L'Europe lance son propre effort de réforme

La Commission européenne n'a pas tardé à réagir. Le 17 juillet 2026, elle a adopté une communication visant à renforcer la compétitivité du secteur bancaire de l'UE. Son argument central : simplifier les règles bancaires, abaisser les obstacles aux fusions transfrontalières et aider les prêteurs européens à atteindre une taille suffisante pour concurrencer leurs homologues américains.

Les propositions de la Commission s'attaquent aux obstacles structurels qui maintiennent le secteur bancaire européen fragmenté. Les fusions transfrontalières au sein de l'UE se sont historiquement révélées difficiles, entravées par les réglementations nationales, des approches de supervision divergentes et des résistances politiques. Cette fragmentation a son importance : elle peut reléguer les banques au rang de champions nationaux de plus petite taille plutôt que de prêteurs régionaux plus vastes, alors même que leurs homologues américains bénéficient d'un marché intérieur plus unifié.

L'arithmétique de la déréglementation

Les chiffres qui sous-tendent ce revirement américain sont frappants. Permettre aux grandes banques de détenir de 2 500 à 2 600 milliards de dollars de capital en moins ne signifie pas que cet argent disparaît. Cela signifie que les banques peuvent le déployer, que ce soit par un accroissement des prêts aux entreprises, une expansion des activités de négoce ou un retour de capital aux actionnaires sous forme de rachats d'actions et de dividendes.

Les règles initiales de Bâle III Endgame, élaborées à la suite de la crise financière de 2008, reposaient sur le principe que les banques devaient disposer de nettement plus de capital afin d'éviter une répétition de la quasi-effondrement du système financier mondial. Les régulateurs de l'administration Trump ont une lecture différente : les réformes d'après-crise sont allées trop loin et des exigences de capital excessives freinaient la croissance économique.

Les banques américaines, de leur côté, ne s'en plaignent pas. Les profits records enregistrés dans l'ensemble du secteur suggèrent que l'environnement actuel profite aux actionnaires. Le contraste avec les banques européennes, dont beaucoup peinent sur le plan de la rentabilité depuis plus de dix ans, est difficile à ignorer, et il aide à comprendre pourquoi Bruxelles présente la réforme comme une question de compétitivité plutôt que uniquement réglementaire.

Implications pour les marchés et les régulateurs

La divergence réglementaire transatlantique crée plusieurs dynamiques qui méritent d'être suivies.

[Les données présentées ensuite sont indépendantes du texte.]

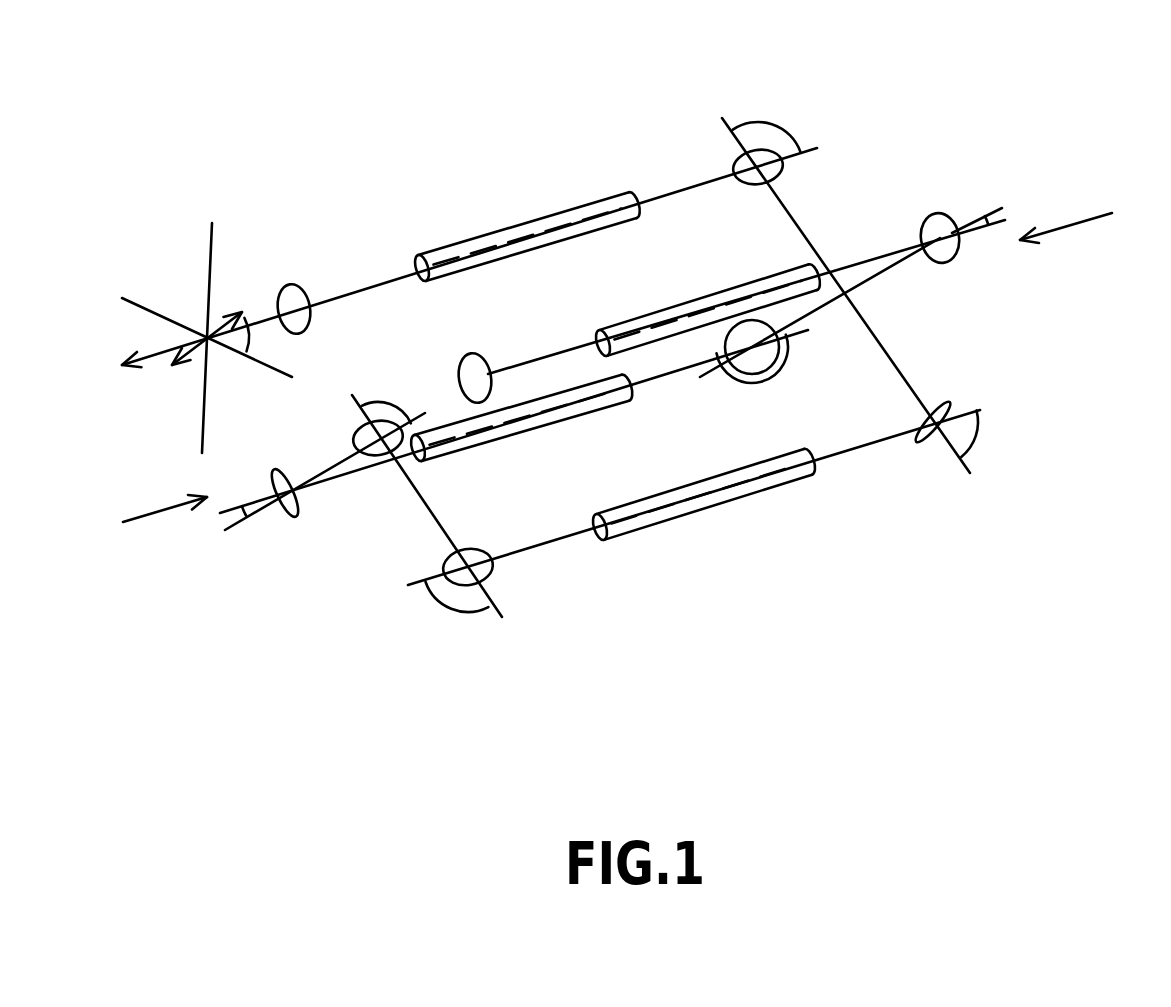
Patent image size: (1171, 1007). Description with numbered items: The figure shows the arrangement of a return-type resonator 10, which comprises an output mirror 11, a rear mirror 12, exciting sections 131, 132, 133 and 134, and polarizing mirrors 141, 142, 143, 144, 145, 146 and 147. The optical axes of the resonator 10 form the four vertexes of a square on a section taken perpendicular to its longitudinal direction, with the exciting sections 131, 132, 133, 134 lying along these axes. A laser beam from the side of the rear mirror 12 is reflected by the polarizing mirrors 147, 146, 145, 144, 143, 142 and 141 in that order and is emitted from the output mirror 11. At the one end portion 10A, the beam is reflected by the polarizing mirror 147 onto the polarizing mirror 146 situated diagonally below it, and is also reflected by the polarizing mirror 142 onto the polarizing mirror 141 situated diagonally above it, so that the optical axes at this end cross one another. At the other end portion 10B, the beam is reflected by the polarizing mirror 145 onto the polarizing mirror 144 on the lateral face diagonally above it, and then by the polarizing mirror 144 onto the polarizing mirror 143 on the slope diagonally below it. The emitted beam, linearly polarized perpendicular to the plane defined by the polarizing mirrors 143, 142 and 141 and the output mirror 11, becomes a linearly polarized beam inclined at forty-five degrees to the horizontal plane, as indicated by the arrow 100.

Premièrement, les banques américaines disposant de davantage de capital mobilisable pourraient se montrer encore plus agressives dans des domaines comme la banque d'investissement, le négoce et le prêt international. Cela intensifie la concurrence pour les banques européennes, non seulement sur leur marché intérieur, mais aussi sur les marchés émergents où les deux camps s'affrontent pour conquérir des clients.

Deuxièmement, la poussée réformatrice de la Commission européenne se heurte à de réels obstacles politiques. La réglementation bancaire dans l'UE implique un écheveau complexe d'intérêts nationaux, et les pays dotés de vastes secteurs bancaires nationaux ont historiquement résisté aux changements susceptibles d'exposer leurs institutions à la concurrence transfrontalière. Parvenir à un accord entre 27 États membres sur une simplification substantielle est un processus qui avance généralement à la vitesse de la dérive des continents.

Troisièmement, il existe une véritable tension entre compétitivité et stabilité financière. La crise de 2008 a appris aux régulateurs que des banques insuffisamment capitalisées peuvent faire chuter des économies entières. Les régulateurs européens devront trouver un équilibre entre le désir de parité compétitive et le risque d'une course réglementaire vers le bas, tout en observant la part de la proposition américaine qui survivra au processus politique et de supervision avant sa mise en pratique.